“Possibile che per oltre 45 anni, vale a dire tutto il tempo in cui a Golfo Aranci c’era don Finà, tra la nostra comunità e la chiesa c’era uno splendido rapporto, mentre negli ultimi anni le cose sono precipitate? Il problema, evidentemente, non siamo noi ma il parroco di San Giuseppe, don Dario D’Angelo. Il suo atteggiamento nei confronti della nostra gente è censurabile oltre che completamente fuori luogo, e ora si permette di chiudere a chiave le nostre chiese. Basta, siamo stufi – dicono i residenti storici di Porto Rotondo e Rudalza -. Se non cambieranno immediatamente le cose ci porteremo via ciò che è nostro: la statua di Sant’Isidoro e anche l’altare in granito dalla chiesetta di Sant’Antonio”.

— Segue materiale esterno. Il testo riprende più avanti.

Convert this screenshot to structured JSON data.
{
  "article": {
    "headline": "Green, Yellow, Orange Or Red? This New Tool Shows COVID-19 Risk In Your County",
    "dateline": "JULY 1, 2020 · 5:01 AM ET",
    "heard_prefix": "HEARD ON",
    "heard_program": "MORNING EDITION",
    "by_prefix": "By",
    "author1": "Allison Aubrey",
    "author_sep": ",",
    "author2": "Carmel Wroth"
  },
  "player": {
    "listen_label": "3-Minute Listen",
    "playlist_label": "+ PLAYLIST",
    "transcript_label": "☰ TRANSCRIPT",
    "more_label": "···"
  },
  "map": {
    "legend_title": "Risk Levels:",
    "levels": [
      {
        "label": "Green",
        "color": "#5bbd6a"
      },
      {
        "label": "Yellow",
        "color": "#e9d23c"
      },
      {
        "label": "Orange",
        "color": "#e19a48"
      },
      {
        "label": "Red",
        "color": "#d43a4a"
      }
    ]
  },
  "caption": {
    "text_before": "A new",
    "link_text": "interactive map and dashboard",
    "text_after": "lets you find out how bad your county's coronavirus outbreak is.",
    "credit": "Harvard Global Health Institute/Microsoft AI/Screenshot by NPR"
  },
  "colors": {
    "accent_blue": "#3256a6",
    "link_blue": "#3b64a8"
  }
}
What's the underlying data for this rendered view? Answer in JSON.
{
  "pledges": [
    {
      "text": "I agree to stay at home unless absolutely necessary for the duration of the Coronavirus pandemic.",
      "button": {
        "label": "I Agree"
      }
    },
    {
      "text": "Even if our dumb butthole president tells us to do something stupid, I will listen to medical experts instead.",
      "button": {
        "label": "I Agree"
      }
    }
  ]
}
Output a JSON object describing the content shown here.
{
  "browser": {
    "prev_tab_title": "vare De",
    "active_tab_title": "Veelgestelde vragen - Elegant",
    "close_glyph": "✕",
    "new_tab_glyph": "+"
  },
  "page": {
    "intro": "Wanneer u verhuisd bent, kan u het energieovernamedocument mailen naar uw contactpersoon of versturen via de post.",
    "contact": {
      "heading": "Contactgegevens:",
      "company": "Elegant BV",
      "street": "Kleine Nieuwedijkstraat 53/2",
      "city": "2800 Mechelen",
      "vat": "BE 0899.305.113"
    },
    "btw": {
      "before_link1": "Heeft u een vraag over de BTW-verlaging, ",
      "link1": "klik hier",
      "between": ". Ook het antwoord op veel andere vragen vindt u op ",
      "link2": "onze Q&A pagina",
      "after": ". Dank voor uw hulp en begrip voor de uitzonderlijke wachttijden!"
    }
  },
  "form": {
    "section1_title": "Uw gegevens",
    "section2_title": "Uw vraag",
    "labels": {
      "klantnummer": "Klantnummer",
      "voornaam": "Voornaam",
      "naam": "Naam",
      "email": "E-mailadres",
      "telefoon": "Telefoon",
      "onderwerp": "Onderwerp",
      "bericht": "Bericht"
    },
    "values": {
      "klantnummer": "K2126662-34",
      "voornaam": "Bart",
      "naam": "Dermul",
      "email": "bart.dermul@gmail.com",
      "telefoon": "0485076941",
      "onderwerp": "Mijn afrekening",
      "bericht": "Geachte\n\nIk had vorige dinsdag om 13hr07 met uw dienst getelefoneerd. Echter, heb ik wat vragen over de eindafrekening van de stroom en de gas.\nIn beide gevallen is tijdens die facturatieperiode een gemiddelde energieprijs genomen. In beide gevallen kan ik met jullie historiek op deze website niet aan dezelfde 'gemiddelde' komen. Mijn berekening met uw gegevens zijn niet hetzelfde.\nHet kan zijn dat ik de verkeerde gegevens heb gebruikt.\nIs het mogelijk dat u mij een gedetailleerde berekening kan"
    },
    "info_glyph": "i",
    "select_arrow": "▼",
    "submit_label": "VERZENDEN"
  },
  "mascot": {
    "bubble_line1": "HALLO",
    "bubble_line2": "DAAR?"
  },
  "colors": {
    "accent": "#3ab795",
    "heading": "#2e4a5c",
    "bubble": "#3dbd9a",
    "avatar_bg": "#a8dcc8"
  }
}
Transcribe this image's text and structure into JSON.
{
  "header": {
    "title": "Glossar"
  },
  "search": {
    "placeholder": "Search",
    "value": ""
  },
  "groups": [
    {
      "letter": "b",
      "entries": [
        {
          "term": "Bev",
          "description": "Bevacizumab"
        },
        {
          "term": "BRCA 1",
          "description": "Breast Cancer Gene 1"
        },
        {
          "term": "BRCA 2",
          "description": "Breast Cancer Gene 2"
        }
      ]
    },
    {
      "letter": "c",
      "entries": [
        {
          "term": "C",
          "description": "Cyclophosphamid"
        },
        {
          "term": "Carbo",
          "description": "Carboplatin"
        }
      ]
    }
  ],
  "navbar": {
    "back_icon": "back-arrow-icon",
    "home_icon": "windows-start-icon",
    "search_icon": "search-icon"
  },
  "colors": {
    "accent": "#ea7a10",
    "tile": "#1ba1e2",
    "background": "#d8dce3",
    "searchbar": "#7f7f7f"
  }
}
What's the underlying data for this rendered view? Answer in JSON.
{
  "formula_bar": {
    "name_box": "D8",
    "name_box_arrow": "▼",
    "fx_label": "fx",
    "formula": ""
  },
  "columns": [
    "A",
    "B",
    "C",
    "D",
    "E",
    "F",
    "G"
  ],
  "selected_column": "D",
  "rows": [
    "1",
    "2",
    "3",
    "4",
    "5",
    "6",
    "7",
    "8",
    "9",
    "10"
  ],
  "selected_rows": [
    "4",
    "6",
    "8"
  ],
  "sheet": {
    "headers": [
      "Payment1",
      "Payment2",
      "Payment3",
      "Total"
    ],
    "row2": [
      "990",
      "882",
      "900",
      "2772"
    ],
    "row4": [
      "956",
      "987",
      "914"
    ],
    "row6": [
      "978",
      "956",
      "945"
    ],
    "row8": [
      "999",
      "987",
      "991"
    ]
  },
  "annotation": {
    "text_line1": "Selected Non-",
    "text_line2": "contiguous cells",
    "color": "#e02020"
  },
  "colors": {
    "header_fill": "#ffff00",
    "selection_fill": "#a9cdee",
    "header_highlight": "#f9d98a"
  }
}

La singolare minaccia di rapimento del santo arriva dai rappresentanti delle comunità storiche di Porto Rotondo e Rudalza. A sentire loro, ma sentiremo presto anche l’altra campana, le due chiese, la Madonna del Monte e San’Antonio di Rudalza alle quali si aggiunge la meravigliosa San Lorenzo del borgo dei Donà dalle Rose “vengono gestite come una proprietà privata del prete.
Abbiamo persino visto mettere sotto lucchetto le imposte della Madonna del Monte, il palco dei festeggiamenti laici e anche il contatore elettrico. L’umiliazione che subisce la nostra gente è incresciosa. Una di noi che si presta come volontaria da 40 anni a supporto della Chiesa ha persino ricevuto il cartellino rosso dal parroco. Secondo lui sarebbe troppo vecchia e per questo motivo l’ha allontanata. Non vuole neanche che canti. Un atteggiamento che non è certo improntato sull’amore per il prossimo ma che, al contrario, è un’autentica discriminazione”.
Parlano nervosamente come un fiume in piena. Ricordano le non troppo lontane vicende di vera guerriglia di qualche anno fa, sempre per gli stessi argomenti, tra gli abitanti di Porto Rotondo e Rudalza, e l’allora parroco di Golfo Aranci, il prete canterino don Alessandro Cossu; don Dario era il suo vice parroco. “In due anni con don Mirko non c’è stato nessun problema ma ora siamo riprecipitati nelle discutibile gestione delle chiese di Porto Rotondo. Non capiamo tutto questo acredine nei nostri confronti ma non possiamo andare via dalle nostre case e dalle terre che sono appartenute ai nostri avi. In tutto questo sono anni che chiediamo al vescovo Sanguinetti di nominare un parroco per le tre chiese di Rudalza e Porto Rotondo ma intanto continuiamo a sottostare alle azioni del prete delle chiesa di Golfo Aranci.
Non non vogliamo nulla di particolare. Chiediamo solo l’apertura quotidiana delle chiese che, a parte la domenica restano, sbarrate come non ci fosse una comunità intorno. I fedeli, specie i turisti durante l’estate, devono sentirsi liberi di recarsi nel luogo di culto anche per una preghiera in silenzio. Invece no, da queste parti non si può. Ma negli ultimi mesi sono successe parecchie scaramucce tra noi e il prete al punto che ora la misura è colma.
Nelle chiese c’è il nostro lavoro e la nostra abnegazione di tantissimi anni. Hanno prestato la loro opera persone che vogliono sentirsi una comunità e non un popolo bue prono disposto solo a obbedire. Se non cambia niente, a breve ci porteremo via almeno ciò che, con documenti alla mano, è inequivocabilmente nostro. A cominciare da Sant’Isidoro (ci mostrano il documento di proprietà del 1947) e l’altare in granito della chiesetta di Sant’Antonio”. E ora non resta che attendere la replica di don Dario.